На днях Олег подобрал возле сожженного танка солдатскую книжку — зольдбух; уголок ее обуглился. Каких только сведений не было в той книжке о владельце — все-все, вплоть до того, какая у него группа крови, какой номер каски, номер обуви, чем награжден, от каких болезней сделаны прививки, сколько посылок отправил из России домой, в каких лазаретах лежал, номер пистолета, сколько кусков мыла получил, когда был в отпуске.

 Лейтенанту, когда он перелистывал зольдбух сгоревшего танкиста, понравилась чисто немецкая обстоятельность. Орднунг! Он просто необходим на войне. Взять хотя бы радиотехнику, где обязательна скупая и точная мудрость расчетов и схем, а радисту полезно следить за каждым своим движением. Но здесь, в домашнем быту, этот орднунг претил, раздражал…

 Где-то по соседству с домом разорвался снаряд, посыпались стекла. Занавески взметнуло взрывной волной, и они долго колыхались на внезапном сквозняке. Сквозь жалюзи проник пороховой угар.

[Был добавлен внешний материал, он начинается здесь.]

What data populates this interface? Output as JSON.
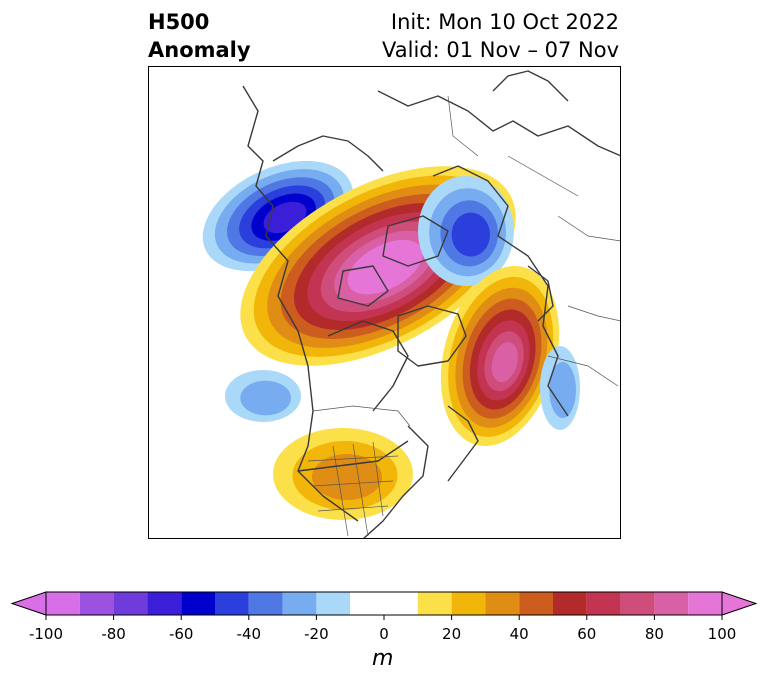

 Тимоша чихнул, сел на кровати, скользнул заспанными глазами по занавескам, прислушался. Затем лениво поднялся, проковылял в столовую и вдруг, нещадно топоча, принялся плясать, будто вбивал каблуками в пол видимые ему одному гвозди. Но тут же оборвал сумасбродную чечетку и, возвратясь в спальню, объяснил лейтенанту:

 — Надо же подать сигнал. Еще главнокомандующий подумает: угодило в дом. А от нас тут одна копия осталась…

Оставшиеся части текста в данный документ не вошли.